KANİ BEKO (İzmir) - Sayın Başkan, değerli milletvekilleri; öncelikle Şırnak'ın, Silopi ilçesinde yaşanan patlama sonucu şehit olan 4 işçimize Allah'tan rahmet, yakınlarına başsağlığı diliyorum.

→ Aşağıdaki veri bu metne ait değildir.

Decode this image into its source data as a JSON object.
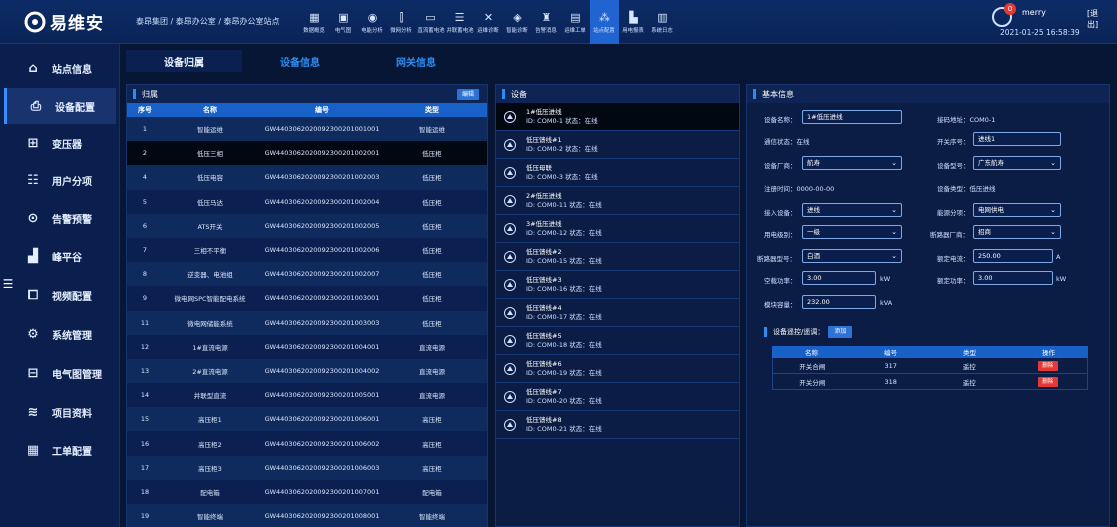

Geçen hafta, Cumhurbaşkanı Kabineyi topladı. Toplantıda tamamlayıcı emeklilik sistemi, yani TES çıktı. Peki, TES nedir? 60 yaşına kadar işçiler yaşarsa kıdem tazminatlarının yüzde 25'ini alabilecekler. 16 milyon 500 bin kişi açlık sınırı altında yaşarken, 65 milyon kişi yoksulluk içinde yaşarken, emeklilik yaşı 65'ken ben sizlere buradan soruyorum: Bu işçi arkadaşlar bu ülkede emekli olabilirler mi? Dolayısıyla, sevgili arkadaşlarım, değerli kardeşlerim; Türkiye işçi sınıfının ne kadar zor koşullarda ayakta kalmaya çalıştığını bir kere daha anlamaya çalışalım. Emeklilik yaşının bir an önce 65'ten aşağıya çekilmesinin, bana göre çok acil bir şekilde yerine getirilmesi gerekir diye düşünüyorum.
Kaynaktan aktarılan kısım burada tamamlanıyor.